MU MUCH MISTAKEN…
The most charming and charismatic of them all? No contest: Emerson Fittipaldi, champion in 1972 and ’74, who makes you feel as though you’re the most important person he’s ever met. He loves to talk about his time in F1 and America with McLaren, with Colin Chapman’s Lotus, with the towering presence of Roger Penske and racing against Sir Jackie Stewart.
His fellow Brazilian Ayrton Senna was very different. I commentated on so many of his epic drives – Monaco ’84 in the Toleman, his first F1 win in the Lotus in Portugal ’85, every one of his McLaren drives and, so sadly, his last race in the Williams at Imola in 1994. His charisma – and he had it by the bucketload – was different from that of Fittipaldi. More intense, his command of every aspect of his dedicated profession and of the English language was awesome. For me, his era, when he raced against Nigel Mansell, Alain Prost, Nelson Piquet and Michael Schumacher, was the greatest of them all.
Now here’s another contrast of personalities: John Surtees and James Hunt. I’ve been lucky enough to know John for the whole of his brilliant racing career as a seven-time motorcycle champion, an F1 world champion and a brilliant sportscar racer, and no one commands greater respect and admiration from me. It’s an outrage that he has not been granted the knighthood he so richly deserves. Stubborn and determined but almost invariably right, he, like Nigel Mansell, who was also easy to offend, could be hard work, but both of them remain true friends to me.
As, in a funny sort of a way, James Hunt turned out to be. I covered the whole of his career – Formula Ford to F1 world champion – and we worked together as BBC TV commentators for 13 years during which, different as chalk and cheese, we had our ups and downs but our chemistry seemed to work.

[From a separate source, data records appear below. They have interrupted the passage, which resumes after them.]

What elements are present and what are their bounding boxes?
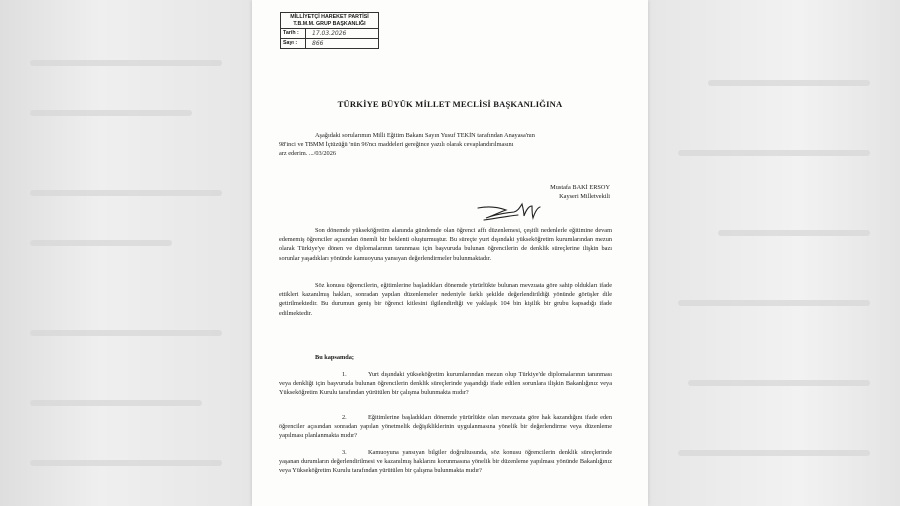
questions-heading: Bu kapsamda; (315, 354, 355, 361)
stamp-number-label: Sayı : (281, 39, 306, 48)
registry-stamp (280, 12, 379, 49)
blur-line (678, 150, 870, 156)
question-1-text: Yurt dışındaki yükseköğretim kurumlarından mezun olup Türkiye'de diplomalarının tanınması veya denkliği için başvuruda bulunan öğrencilerin denklik süreçlerinde yaşandığı ifade edilen sorunlara ilişkin Bakanlığınız veya Yükseköğretim Kurulu tarafından yürütülen bir çalışma bulunmakta mıdır? (279, 371, 612, 397)
handwritten-signature (474, 198, 554, 224)
stamp-header (281, 13, 378, 29)
blur-line (678, 450, 870, 456)
question-3-text: Kamuoyuna yansıyan bilgiler doğrultusunda, söz konusu öğrencilerin denklik süreçlerinde yaşanan durumların değerlendirilmesi ve kazanılmış haklarını korunmasına yönelik bir düzenleme yapılması yönünde Bakanlığınız veya Yükseköğretim Kurulu tarafından yürütülen bir çalışma bulunmakta mıdır? (279, 449, 612, 475)
intro-line-2: 98'inci ve TBMM İçtüzüğü 'nün 96'ncı maddeleri gereğince yazılı olarak cevaplandırılmasını (279, 141, 514, 149)
stamp-date-value: 17.03.2026 (312, 29, 347, 37)
question-2-text: Eğitimlerine başladıkları dönemde yürürlükte olan mevzuata göre hak kazandığını ifade eden öğrenciler açısından sonradan yapılan yönetmelik değişikliklerinin uygulanmasına yönelik bir değerlendirme veya düzenleme yapılması planlanmakta mıdır? (279, 414, 612, 440)
document-page (252, 0, 648, 506)
blur-line (30, 110, 192, 116)
document-title: TÜRKİYE BÜYÜK MİLLET MECLİSİ BAŞKANLIĞINA (337, 99, 563, 109)
stamp-number-row (281, 39, 378, 48)
blur-line (30, 60, 222, 66)
intro-paragraph (279, 131, 612, 159)
blur-line (718, 230, 870, 236)
stamp-date-label: Tarih : (281, 29, 306, 38)
question-2-number: 2. (342, 414, 347, 421)
body-paragraph-1: Son dönemde yükseköğretim alanında gündemde olan öğrenci affı düzenlemesi, çeşitli nedenlerle eğitimine devam edememiş öğrenciler açısından önemli bir beklenti oluşturmuştur. Bu süreçte yurt dışındaki yükseköğretim kurumlarından mezun olarak Türkiye'ye dönen ve diplomalarının tanınması için başvuruda bulunan öğrencilerin de denklik süreçlerine ilişkin bazı sorunlar yaşadıkları yönünde kamuoyuna yansıyan değerlendirmeler bulunmaktadır. (279, 227, 612, 262)
intro-line-1: Aşağıdaki sorularımın Milli Eğitim Bakanı Sayın Yusuf TEKİN tarafından Anayasa'nın (315, 132, 535, 139)
signer-role: Kayseri Milletvekili (559, 193, 610, 201)
body-paragraph-2: Söz konusu öğrencilerin, eğitimlerine başladıkları dönemde yürürlükte bulunan mevzuata göre sahip oldukları ifade ettikleri kazanılmış hakları, sonradan yapılan düzenlemeler nedeniyle farklı şekilde değerlendirildiği yönünde görüşler dile getirilmektedir. Bu durumun geniş bir öğrenci kitlesini ilgilendirdiği ve yaklaşık 104 bin kişilik bir grubu kapsadığı ifade edilmektedir. (279, 282, 612, 317)
blur-line (30, 460, 222, 466)
stamp-party-name: MİLLİYETÇİ HAREKET PARTİSİ (290, 14, 369, 20)
stamp-number-value: 866 (312, 39, 324, 47)
signer-name: Mustafa BAKİ ERSOY (550, 184, 610, 191)
question-1 (279, 370, 612, 398)
question-2 (279, 413, 612, 441)
stamp-date-row (281, 29, 378, 39)
stamp-office-name: T.B.M.M. GRUP BAŞKANLIĞI (293, 20, 366, 27)
blur-line (30, 190, 222, 196)
intro-line-3: arz ederim. .../03/2026 (279, 150, 337, 158)
blurred-background-right (648, 0, 900, 506)
blur-line (678, 300, 870, 306)
blur-line (708, 80, 870, 86)
blur-line (30, 330, 222, 336)
question-3 (279, 448, 612, 476)
blur-line (30, 240, 172, 246)
blur-line (30, 400, 202, 406)
question-1-number: 1. (342, 371, 347, 378)
blur-line (688, 380, 870, 386)
blurred-background-left (0, 0, 252, 506)
question-3-number: 3. (342, 449, 347, 456)
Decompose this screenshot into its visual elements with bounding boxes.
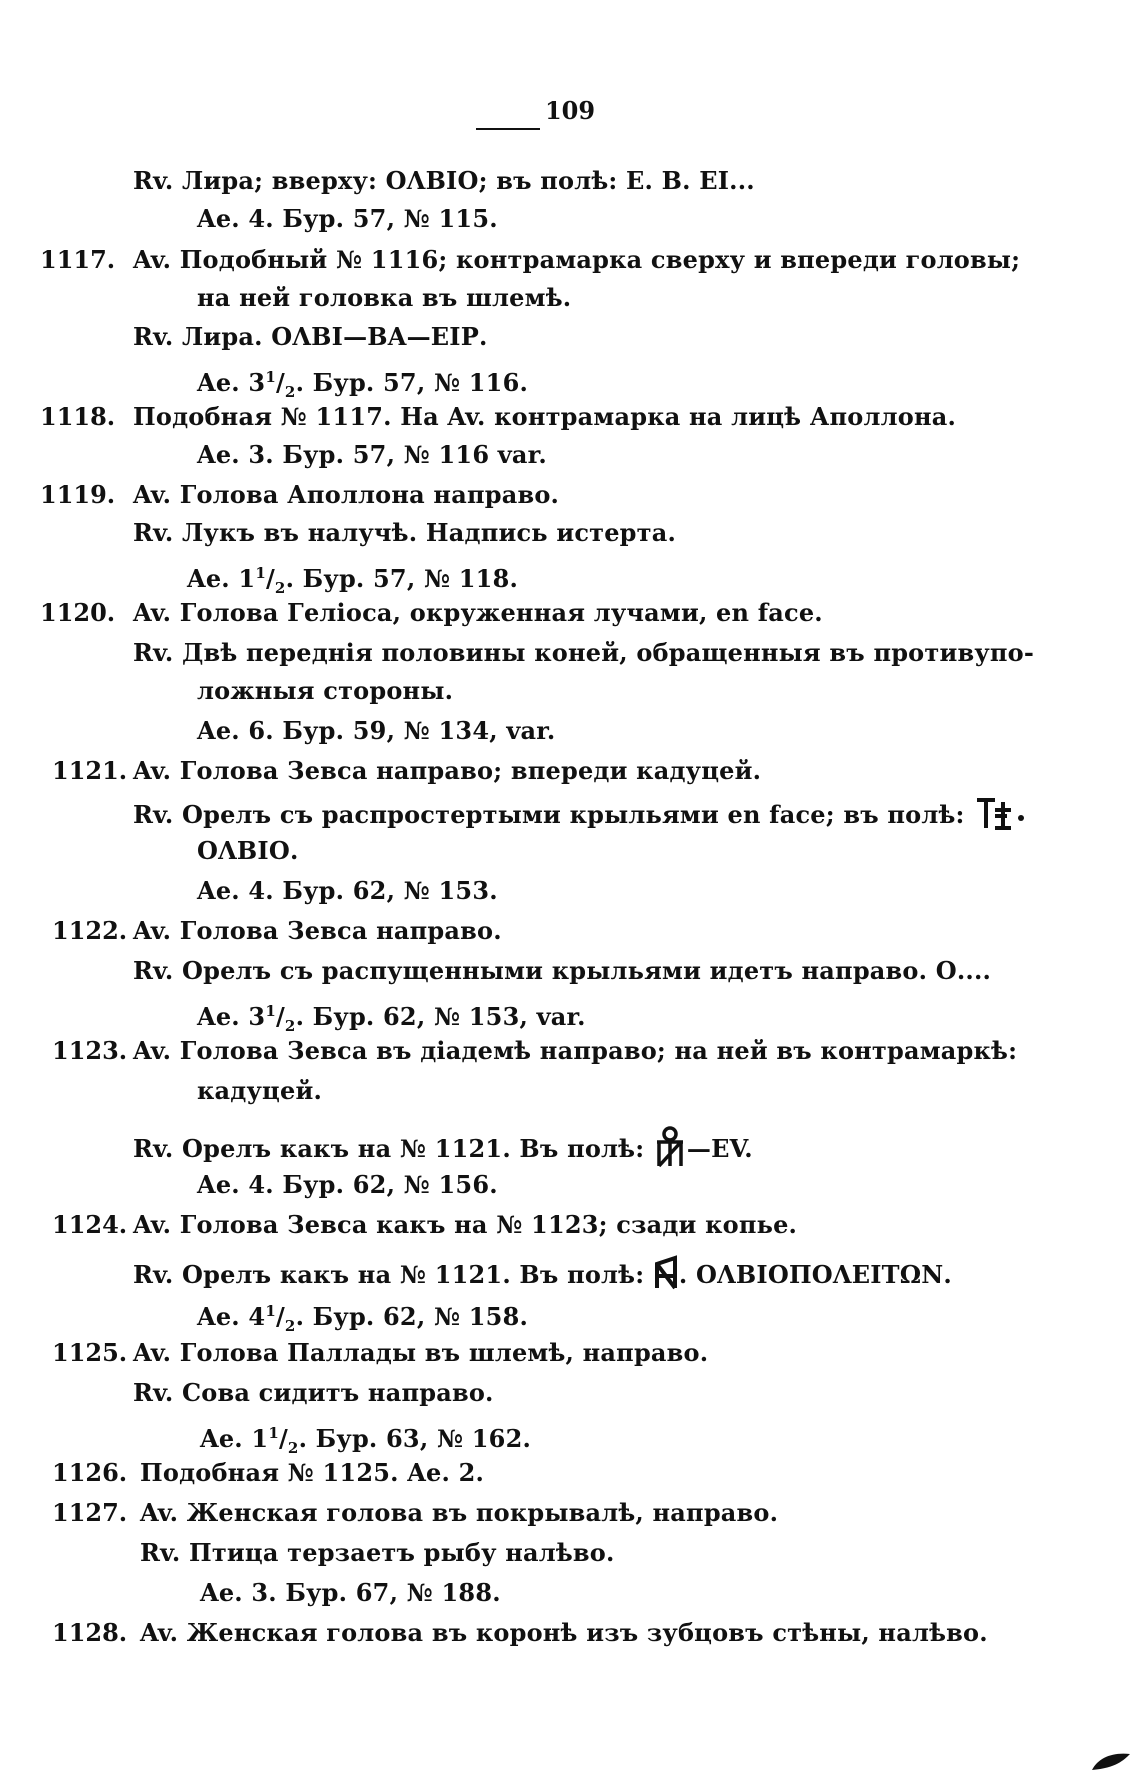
entry-text: Ae. 3 [197,1002,266,1031]
entry-text: Rv. Орелъ какъ на № 1121. Въ полѣ: [133,1260,645,1289]
fraction-denominator: 2 [284,1316,296,1335]
fraction-numerator: 1 [265,1002,276,1020]
entry-line: Ae. 6. Бур. 59, № 134, var. [197,716,556,745]
entry-line: кадуцей. [197,1076,322,1105]
entry-line: Rv. Лира; вверху: ΟΛΒΙΟ; въ полѣ: Ε. Β. ΕΙ... [133,166,755,195]
entry-line: Av. Подобный № 1116; контрамарка сверху и впереди головы; [133,245,1021,274]
entry-line: Av. Голова Аполлона направо. [133,480,560,509]
fraction-denominator: 2 [274,578,286,597]
entry-line: Подобная № 1125. Ae. 2. [140,1458,485,1487]
entry-line: ложныя стороны. [197,676,454,705]
entry-line: Rv. Лукъ въ налучѣ. Надпись истерта. [133,518,677,547]
entry-line: на ней головка въ шлемѣ. [197,283,572,312]
entry-line: ΟΛΒΙΟ. [197,836,299,865]
entry-text: Ae. 1 [187,564,256,593]
fraction-numerator: 1 [265,1302,276,1320]
monogram-icon [653,1254,679,1299]
entry-number: 1119. [40,480,116,509]
entry-text: . Бур. 57, № 118. [285,564,519,593]
entry-line: Av. Голова Геліоса, окруженная лучами, en face. [133,598,823,627]
entry-number: 1124. [52,1210,128,1239]
entry-number: 1128. [52,1618,128,1647]
entry-line [200,1418,531,1463]
entry-text: Ae. 1 [200,1424,269,1453]
entry-line: Rv. Сова сидитъ направо. [133,1378,494,1407]
entry-number: 1117. [40,245,116,274]
page-number: 109 [544,96,596,125]
fraction-slash: / [265,564,275,593]
entry-text: Ae. 4 [197,1302,266,1331]
page-number-rule [476,128,540,130]
entry-line: Ae. 4. Бур. 62, № 153. [197,876,498,905]
ink-blot-mark [1090,1750,1132,1772]
entry-line [187,558,518,603]
entry-line [197,362,528,407]
fraction-numerator: 1 [265,368,276,386]
entry-text: Rv. Орелъ съ распростертыми крыльями en face; въ полѣ: [133,800,965,829]
entry-number: 1123. [52,1036,128,1065]
fraction-numerator: 1 [255,564,266,582]
entry-text: . Бур. 62, № 158. [295,1302,529,1331]
entry-text: . Бур. 57, № 116. [295,368,529,397]
entry-line [197,996,586,1041]
fraction-denominator: 2 [284,382,296,401]
entry-line: Ae. 3. Бур. 67, № 188. [200,1578,501,1607]
entry-line: Ae. 4. Бур. 62, № 156. [197,1170,498,1199]
fraction-denominator: 2 [284,1016,296,1035]
fraction-numerator: 1 [268,1424,279,1442]
entry-line: Подобная № 1117. На Av. контрамарка на лицѣ Аполлона. [133,402,957,431]
entry-line: Av. Женская голова въ коронѣ изъ зубцовъ стѣны, налѣво. [140,1618,988,1647]
entry-number: 1120. [40,598,116,627]
entry-line [133,1254,952,1299]
monogram-icon [653,1126,687,1175]
entry-line: Av. Женская голова въ покрывалѣ, направо. [140,1498,779,1527]
entry-number: 1118. [40,402,116,431]
entry-line: Rv. Двѣ переднія половины коней, обращенныя въ противупо- [133,638,1035,667]
entry-line: Av. Голова Зевса въ діадемѣ направо; на ней въ контрамаркѣ: [133,1036,1018,1065]
entry-line [133,796,1029,837]
entry-line: Rv. Птица терзаетъ рыбу налѣво. [140,1538,615,1567]
entry-number: 1121. [52,756,128,785]
entry-line: Ae. 4. Бур. 57, № 115. [197,204,498,233]
entry-line: Av. Голова Паллады въ шлемѣ, направо. [133,1338,709,1367]
entry-line: Av. Голова Зевса направо; впереди кадуцей. [133,756,762,785]
entry-text: Ae. 3 [197,368,266,397]
entry-line: Av. Голова Зевса направо. [133,916,502,945]
entry-line: Rv. Орелъ съ распущенными крыльями идетъ направо. Ο.... [133,956,992,985]
entry-line: Ae. 3. Бур. 57, № 116 var. [197,440,547,469]
entry-number: 1122. [52,916,128,945]
fraction-slash: / [275,1002,285,1031]
entry-line: Av. Голова Зевса какъ на № 1123; сзади копье. [133,1210,798,1239]
fraction-slash: / [275,368,285,397]
entry-line [197,1296,528,1341]
entry-text: . ΟΛΒΙΟΠΟΛΕΙΤΩΝ. [678,1260,952,1289]
entry-line [133,1126,753,1175]
fraction-slash: / [275,1302,285,1331]
entry-text: Rv. Орелъ какъ на № 1121. Въ полѣ: [133,1134,645,1163]
monogram-icon [973,796,1029,837]
entry-text: . Бур. 63, № 162. [298,1424,532,1453]
entry-text: . Бур. 62, № 153, var. [295,1002,586,1031]
entry-number: 1126. [52,1458,128,1487]
fraction-slash: / [278,1424,288,1453]
entry-line: Rv. Лира. ΟΛΒΙ—ΒΑ—ΕΙΡ. [133,322,488,351]
entry-text: —EV. [686,1134,753,1163]
fraction-denominator: 2 [287,1438,299,1457]
entry-number: 1127. [52,1498,128,1527]
entry-number: 1125. [52,1338,128,1367]
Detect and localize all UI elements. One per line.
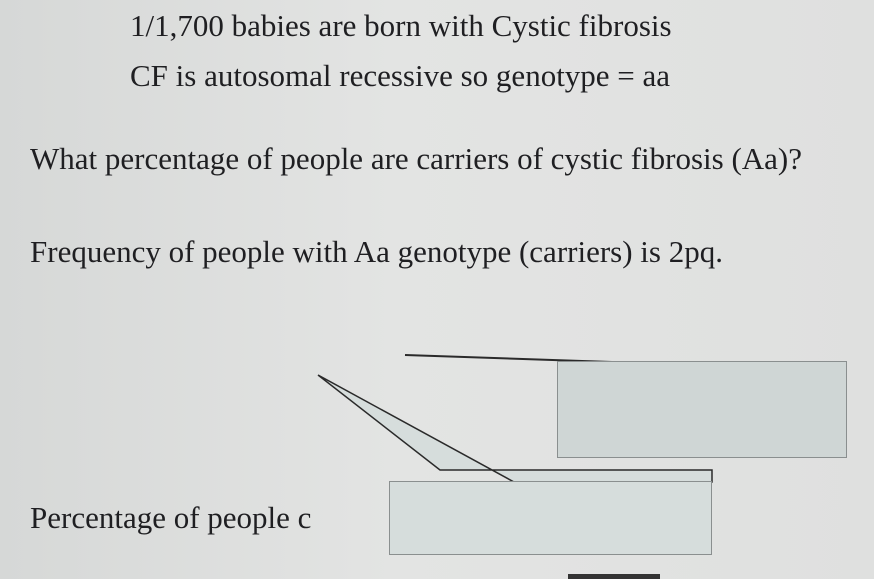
fact-genotype-line: CF is autosomal recessive so genotype = aa [130,58,671,93]
question-line: What percentage of people are carriers of cystic fibrosis (Aa)? [30,141,803,176]
carrier-frequency-line: Frequency of people with Aa genotype (carriers) is 2pq. [30,234,723,269]
percentage-of-people-line: Percentage of people c [30,500,312,535]
fact-birth-rate-line: 1/1,700 babies are born with Cystic fibrosis [130,8,672,43]
answer-box-top [557,361,847,458]
bottom-edge-bar [568,574,660,579]
answer-box-bottom [389,481,712,555]
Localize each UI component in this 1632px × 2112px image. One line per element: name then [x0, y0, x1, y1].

When he died, aged 45, we were on good terms and as a unique and memorable character there’s no doubt about the fact that he tops the lot.
Regrets? Just one. I never met Jim Clark. I’ve stood close to him but in those far off days of the 1960s he was a god and I was just a fan who was either too polite or too overawed to interrupt him in the paddock. But I don’t regret too much not having had to interview Kimi Räikkönen. Mika Häkkinen was difficult enough!